One must be careful about what the closure properties actually state.
If $A,B$ are regular languages, then $AB$ and $A \cup B$ are regular languages as well.
By induction, one can obtain that the concatenation / union of finitely many regular languages $A_1,\ldots,A_n$ is regular.
This however does not extend to infinite unions!
To understand why the extension would be wrong, consider a simpler case, first. Take the class of finite languages: sets containing finitely many words. Clearly this class is closed under union: if $A,B$ are finite languages, then $A\cup B$ is a finite language. However, taking the union of the infinitely many finite languages $\{1\},\{11\},\{111\},\ldots$ one gets an infinite language $\{1,11,111,\ldots\}$.

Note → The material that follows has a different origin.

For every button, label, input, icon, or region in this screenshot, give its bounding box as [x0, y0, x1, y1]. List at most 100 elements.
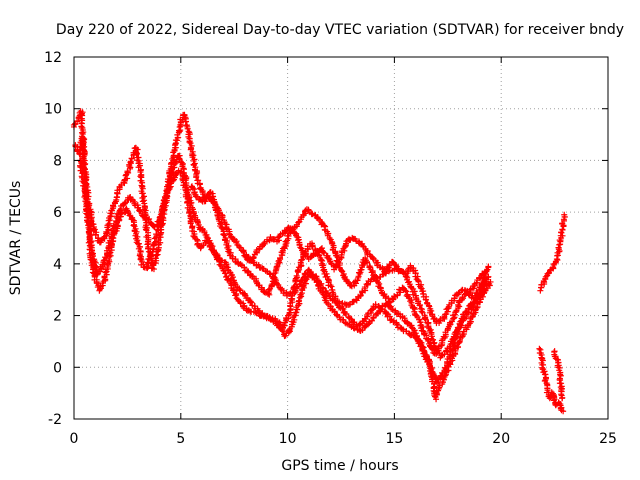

In the realm of regular languages, we met the same problem. Take any non-regular language $L$: it has to be infinite, since otherwise it would be regular. We can write $L=\{w_1,w_2,\ldots\}$ for some $w_1,w_2,\ldots$. But we also have $L=\{w_1\}\cup\{w_2\}\cup\ldots = \bigcup_{i\geq 1}\{w_i\}$, which is an infinite union of singleton-languages, which are regular. So, any non regular $L$ can be written as an infinite union of regular languages.
We conclude that the union of infinitely many regular languages is not necessarily a regular language.
$A^* = \cup_{𝑘=0}^\infty 𝐴^𝑘$ is just the definition of $star$-closure and this do not imply at all that if you take a regular language $L$ then $L^*$ is regular. For that you need to prove the theorem you mention.